There has always been speculation about the technological prowess of ancient civilisations, and whether they were more advanced than is generally believed. The evidence is often fragmentary and controversial – a scrap of corroded alloy, or the remains of an ambiguous artefact, like the Baghdad battery 1 and the Antikythera mechanism. 2 But in one case the evidence is solid, substantial – and if one researcher is correct – gigantic.
The term ‘cement’ dates back to the Latin ‘cæmentium’, meaning rough stone. The Romans found that crushed rock mixed with burnt lime and water formed a mixture which hardened to a stone-like consistency. It was an invaluable construction material, and there are many buildings from the Roman era made (partially) with this cement that are still standing today, including the Pantheon and Colosseum (Flavian Amphitheatre) in Rome. (Technically this is ‘hydraulic cement’ because of the hardening action of water in forming it; mud and clay were used in early cements, but these are non-hydraulic and quickly worn down by water). Cement mixed with more stone is concrete and can be used for making building blocks.
Different recipes for cement were discovered independently by the Mesopotamians, Egyptians and Romans. For some reason, the technique kept getting lost – perhaps because of stonemasons’ desire to protect their trade secrets – and the method of producing high-quality mortar was not discovered again in Europe until the 14th century. Modern cement owes a great deal to the chemists of the 18th and 19th centuries. Many great Victorian buildings, including the Houses of Parliament, were made with Portland cement, which was patented in 1824 and is still the basis for most modern cement and concrete. 3
But while the Roman buildings have endured 2,000 years or more, modern cement does not survive so well. Modern concrete can decay dangerously within decades. The problem was particularly significant in the Eastern bloc, where planners had seized on concrete as the ideal material to rebuild cities shattered by the war.
In 1957, Ukrainian scientist Victor Glukhovsky investigated why the ancient recipes were so much more durable than modern ones. From the earliest times, various additives were found to make a difference, and the ancients seem to have tried just about everything. The Romans are known to have used animal fat and milk, and more gruesomely, blood. Modern research has found that the blood altered the texture of the cement and introduced air bubbles, which help it to withstand the effects of freezing and thawing. It would be interesting to know whether the practice of making an animal or human blood sacrifice when laying the foundations of a new building is related to this.
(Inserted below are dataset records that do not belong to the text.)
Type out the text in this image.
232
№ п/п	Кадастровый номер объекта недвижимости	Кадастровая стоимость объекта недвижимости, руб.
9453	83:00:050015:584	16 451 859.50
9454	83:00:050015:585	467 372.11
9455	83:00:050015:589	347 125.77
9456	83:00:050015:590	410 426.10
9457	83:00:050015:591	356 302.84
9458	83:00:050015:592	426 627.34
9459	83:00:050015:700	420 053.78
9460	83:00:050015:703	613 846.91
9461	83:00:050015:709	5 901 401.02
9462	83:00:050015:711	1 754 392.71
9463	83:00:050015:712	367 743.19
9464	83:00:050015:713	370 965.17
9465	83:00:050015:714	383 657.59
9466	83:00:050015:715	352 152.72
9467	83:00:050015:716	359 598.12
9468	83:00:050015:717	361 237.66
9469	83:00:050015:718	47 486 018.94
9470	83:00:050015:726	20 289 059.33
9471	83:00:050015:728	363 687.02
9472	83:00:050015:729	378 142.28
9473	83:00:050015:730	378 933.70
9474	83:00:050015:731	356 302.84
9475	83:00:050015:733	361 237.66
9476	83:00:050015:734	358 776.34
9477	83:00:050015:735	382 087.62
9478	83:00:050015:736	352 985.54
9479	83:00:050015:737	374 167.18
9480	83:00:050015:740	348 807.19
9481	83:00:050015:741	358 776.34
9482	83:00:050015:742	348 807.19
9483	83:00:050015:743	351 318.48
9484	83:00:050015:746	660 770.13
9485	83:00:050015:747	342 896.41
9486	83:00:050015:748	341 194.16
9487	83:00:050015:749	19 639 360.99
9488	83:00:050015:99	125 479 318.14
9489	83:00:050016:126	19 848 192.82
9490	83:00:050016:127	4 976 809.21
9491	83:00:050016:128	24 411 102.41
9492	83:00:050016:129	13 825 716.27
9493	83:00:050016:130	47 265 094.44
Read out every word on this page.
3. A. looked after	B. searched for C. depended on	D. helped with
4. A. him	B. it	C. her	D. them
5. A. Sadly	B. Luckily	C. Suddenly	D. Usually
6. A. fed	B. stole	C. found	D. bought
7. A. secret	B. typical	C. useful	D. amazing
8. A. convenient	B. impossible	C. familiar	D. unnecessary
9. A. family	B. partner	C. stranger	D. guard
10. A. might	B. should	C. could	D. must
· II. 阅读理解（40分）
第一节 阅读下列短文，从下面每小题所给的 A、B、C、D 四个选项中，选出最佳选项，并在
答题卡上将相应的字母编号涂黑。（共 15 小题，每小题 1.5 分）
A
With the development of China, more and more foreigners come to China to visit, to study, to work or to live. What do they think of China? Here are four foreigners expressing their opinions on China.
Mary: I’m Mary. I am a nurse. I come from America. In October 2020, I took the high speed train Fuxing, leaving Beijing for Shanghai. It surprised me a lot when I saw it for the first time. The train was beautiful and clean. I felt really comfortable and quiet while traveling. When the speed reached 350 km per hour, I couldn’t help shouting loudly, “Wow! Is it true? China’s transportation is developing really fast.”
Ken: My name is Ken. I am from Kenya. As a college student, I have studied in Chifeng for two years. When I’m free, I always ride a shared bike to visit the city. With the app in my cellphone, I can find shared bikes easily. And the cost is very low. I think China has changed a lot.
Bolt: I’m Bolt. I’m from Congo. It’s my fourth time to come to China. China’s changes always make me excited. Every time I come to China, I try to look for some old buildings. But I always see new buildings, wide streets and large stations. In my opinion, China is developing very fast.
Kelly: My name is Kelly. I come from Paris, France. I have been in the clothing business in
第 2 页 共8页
The tradition of foundation sacrifices is known across Europe, Asia and North Africa. 4
Glukhovsky discovered that superior cement could be obtained by mixing alkaline activators based on sodium and potassium, which occur in many natural minerals. His findings were quickly taken up in the Ukraine, but attracted little attention elsewhere. However, his work was important in inspiring Joseph Davidovits, a French chemical engineer. Davidovits developed a theory that the Egyptian pyramids were not constructed by assembling stone blocks as had always been assumed, but that the blocks were a type of artificial stone, made using reconstituted limestone, which had been cast in place. 5
If correct, Davidovits’s theory would solve a number of mysteries concerning the building of the pyramids. Small barrels of liquid concrete would be much easier to move than multi-ton stone blocks, and the casting process would explain how some of the blocks fit together so precisely. It would also remove the need to explain how the Egyptians worked huge quantities of stone using just stone and copper tools. This theory would require the Egyptians to be capable of manufacturing a material that is every bit as strong and resilient as natural limestone, capable of withstanding over 4,000 years of weathering. In other words, far better than any modern cement. Davidovits set out to re-create such a material. The startling thing is that he succeeded.
In 1979, Davidovits discovered a new class of materials known as geopolymers, which are similar to Glukhovsky’s building cements and have aluminosilicate mineral powders added. Technically they are formed by condensation polymerisation and (unlike other cements) do not incorporate waters of hydration within their crystal structure. They are significantly stronger than other cements, impermeable to water, and much more durable to erosion caused by temperature change or chemical action.
Geopolymers are only very slowly being accepted into the market in spite of their obvious advantages. Other concretes have been studied in depth for many decades and their properties are well known. To the industry, geopolymers are black magic: it works but we don’t know why. As further study reveals more about their physical and chemical properties, they are likely to spread.
Of course, Davidovits may be wrong about the pyramids. Critics have pointed out the archæological evidence that large stone blocks were moved and quarried. Further, there are tool marks visible on many of the blocks that make up pyramids, which would not be consistent with the theory, as well as technical issues around how cast blocks would appear. 6 On the other hand, Davidovits’s studies point to air bubbles and other signs that at least some blocks were cast, not carved.
Davidovits was awarded the Ordre National du Mérite for his achievement, and is now President of the Geopolymer Institute. 7 While Sixties tower blocks crumble, Roman structures stand firm, and the pyramids may yet prove to be concrete evidence of the superiority of ancient technology.